Une prison pour “psychopathes”: en 1950, la prison de Château-Thierry s’est spécialisée dans ces détenus, parmi les plus difficiles à gérer. Depuis, le vocabulaire a évolué, mais cette maison centrale, unique en France, reste dédiée aux criminels malades, atteints de folie.

Les murs de la prison s’élèvent, tout près du centre-ville, sur les hauteurs de Château-Thierry (Aisne). Le bâtiment, construit en 1850, est classé aux monuments historiques. Pas de miradors: on est loin des prisons ultra-sécurisées modernes.

Et pourtant, dans les conversations sont évoqués les crimes les plus effroyables. Ici, on entend parler de “prédateur sexuel”, de “cannibale”…

La maison centrale compte 75 détenus pour cent places, plus de 70 personnels de surveillance, mais un seul poste de psychiatre. La grande majorité des prisonniers souffrent de troubles psychotiques sévères et récurrents, notamment de schizophrénie et paranoïa.

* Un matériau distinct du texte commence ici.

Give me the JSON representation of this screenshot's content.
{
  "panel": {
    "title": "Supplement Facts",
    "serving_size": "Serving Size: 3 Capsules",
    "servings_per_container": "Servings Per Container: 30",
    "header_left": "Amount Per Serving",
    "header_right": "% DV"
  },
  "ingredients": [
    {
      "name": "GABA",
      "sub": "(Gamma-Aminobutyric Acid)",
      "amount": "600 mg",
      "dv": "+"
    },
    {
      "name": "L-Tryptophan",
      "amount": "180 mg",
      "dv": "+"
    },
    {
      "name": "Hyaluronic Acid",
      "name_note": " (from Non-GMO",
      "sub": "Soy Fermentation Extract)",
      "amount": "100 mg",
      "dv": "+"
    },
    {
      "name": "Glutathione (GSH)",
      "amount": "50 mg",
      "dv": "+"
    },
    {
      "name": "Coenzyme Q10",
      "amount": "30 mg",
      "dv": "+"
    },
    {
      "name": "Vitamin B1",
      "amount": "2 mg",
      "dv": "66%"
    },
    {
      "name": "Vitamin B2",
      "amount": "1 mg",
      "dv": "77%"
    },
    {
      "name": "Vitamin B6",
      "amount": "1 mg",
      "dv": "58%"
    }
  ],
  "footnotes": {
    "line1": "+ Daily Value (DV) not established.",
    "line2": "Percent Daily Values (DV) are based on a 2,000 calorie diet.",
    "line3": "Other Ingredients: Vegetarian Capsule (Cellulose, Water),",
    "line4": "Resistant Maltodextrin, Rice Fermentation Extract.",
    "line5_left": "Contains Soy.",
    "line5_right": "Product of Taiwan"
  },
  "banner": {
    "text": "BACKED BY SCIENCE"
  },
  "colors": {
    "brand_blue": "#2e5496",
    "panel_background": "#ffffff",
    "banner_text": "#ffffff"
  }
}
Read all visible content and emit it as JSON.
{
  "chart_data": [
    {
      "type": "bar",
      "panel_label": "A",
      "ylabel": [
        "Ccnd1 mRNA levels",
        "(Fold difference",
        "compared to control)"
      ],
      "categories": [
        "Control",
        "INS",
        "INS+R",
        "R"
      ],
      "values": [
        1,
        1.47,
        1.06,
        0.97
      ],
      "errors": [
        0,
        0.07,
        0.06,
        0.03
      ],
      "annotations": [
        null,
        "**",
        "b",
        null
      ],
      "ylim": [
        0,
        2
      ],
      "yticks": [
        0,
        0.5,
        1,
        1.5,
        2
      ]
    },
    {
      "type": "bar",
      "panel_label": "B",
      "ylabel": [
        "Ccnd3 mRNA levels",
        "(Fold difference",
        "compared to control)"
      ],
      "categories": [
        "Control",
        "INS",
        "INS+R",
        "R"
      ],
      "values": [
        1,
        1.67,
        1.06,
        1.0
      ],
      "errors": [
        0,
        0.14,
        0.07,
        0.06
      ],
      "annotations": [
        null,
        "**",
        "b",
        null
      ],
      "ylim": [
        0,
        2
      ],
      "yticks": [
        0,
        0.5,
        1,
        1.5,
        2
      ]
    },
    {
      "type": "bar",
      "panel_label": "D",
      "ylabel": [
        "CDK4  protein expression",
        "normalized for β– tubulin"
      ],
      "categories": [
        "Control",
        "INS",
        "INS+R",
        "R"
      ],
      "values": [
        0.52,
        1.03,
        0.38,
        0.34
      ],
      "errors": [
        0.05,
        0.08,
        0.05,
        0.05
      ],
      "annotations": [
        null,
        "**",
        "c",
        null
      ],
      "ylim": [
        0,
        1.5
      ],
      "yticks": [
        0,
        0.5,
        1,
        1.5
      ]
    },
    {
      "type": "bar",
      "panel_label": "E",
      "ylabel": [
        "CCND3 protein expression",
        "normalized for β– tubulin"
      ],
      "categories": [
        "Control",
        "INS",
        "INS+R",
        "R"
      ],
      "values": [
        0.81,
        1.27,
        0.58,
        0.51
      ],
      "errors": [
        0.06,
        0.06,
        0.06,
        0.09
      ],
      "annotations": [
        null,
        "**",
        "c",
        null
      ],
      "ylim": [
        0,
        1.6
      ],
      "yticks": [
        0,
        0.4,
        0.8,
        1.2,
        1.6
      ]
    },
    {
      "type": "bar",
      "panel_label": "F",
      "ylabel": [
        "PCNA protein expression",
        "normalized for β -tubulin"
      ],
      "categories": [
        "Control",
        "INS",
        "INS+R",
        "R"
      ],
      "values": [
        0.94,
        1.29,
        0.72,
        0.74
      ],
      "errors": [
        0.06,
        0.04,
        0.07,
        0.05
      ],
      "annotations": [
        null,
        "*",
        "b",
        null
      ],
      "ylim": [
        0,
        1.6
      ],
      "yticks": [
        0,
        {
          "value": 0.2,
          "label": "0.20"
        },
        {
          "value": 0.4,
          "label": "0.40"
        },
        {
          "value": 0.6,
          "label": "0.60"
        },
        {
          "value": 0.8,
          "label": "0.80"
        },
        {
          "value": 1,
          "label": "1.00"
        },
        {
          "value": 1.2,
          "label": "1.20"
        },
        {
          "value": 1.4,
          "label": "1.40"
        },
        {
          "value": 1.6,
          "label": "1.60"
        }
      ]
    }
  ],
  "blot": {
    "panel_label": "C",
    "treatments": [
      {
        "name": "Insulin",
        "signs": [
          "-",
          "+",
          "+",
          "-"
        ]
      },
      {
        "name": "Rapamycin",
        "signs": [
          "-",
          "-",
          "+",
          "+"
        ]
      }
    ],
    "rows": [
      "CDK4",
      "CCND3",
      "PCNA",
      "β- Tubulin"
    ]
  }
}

“On est face à la vraie folie”, explique à l’AFP Frédéric Lopez, directeur de la prison. Il évoque ce détenu qui mangeait tout ce qui était métallique, un autre qui badigeonnait tout avec des excréments.

“On nous les envoie pour les calmer”, poursuit Renald Champrenaut, Premier surveillant, arrivé à Château-Thierry en 1996. La mission de l’établissement consiste à réadapter ces détenus à la vie carcérale.

Le plus ancien détenu de la prison, Didier, 62 ans, est incarcéré depuis 1976. “Ailleurs, je me coupais sans arrêt”, confie-t-il en montrant ses bras striés. Il s’est aussi coupé deux doigts. “J’ai mes habitudes ici, on a de bons contacts avec les surveillants”, explique-t-il, le regard dans le vide, dans sa cellule exiguë de 6m2 décorée d’affiches de films de Clint Eastwood.

“C’est un peu une famille ici. C’est notre maison”, raconte Philippe, arrivé il y a 14 mois après “avoir fait six prisons”. D’une élocution difficile à comprendre, il raconte sa piqûre “tous les trois mois”. “J’apprends l’informatique pour faire des CV quand je sortirai dans 5 ans”.

Des détenus et surveillants s’appellent par leur prénom, se tutoient. “On a l’impression de servir à quelque chose ici: on n’est pas juste là pour ouvrir et fermer les portes. On prend le temps quand un détenu ne va pas bien. On peut l’amener dans le jardin”, raconte le surveillant Dominique Lakomiak.

Refus de soins

Mais cela n’empêche pas les violences contre les surveillants. Dix-neuf cas ont été dénombrés en 2018. “Travailler ici nécessite du sang froid et la capacité d’absorber une violence liée à la folie”, souligne Frédéric Lopez.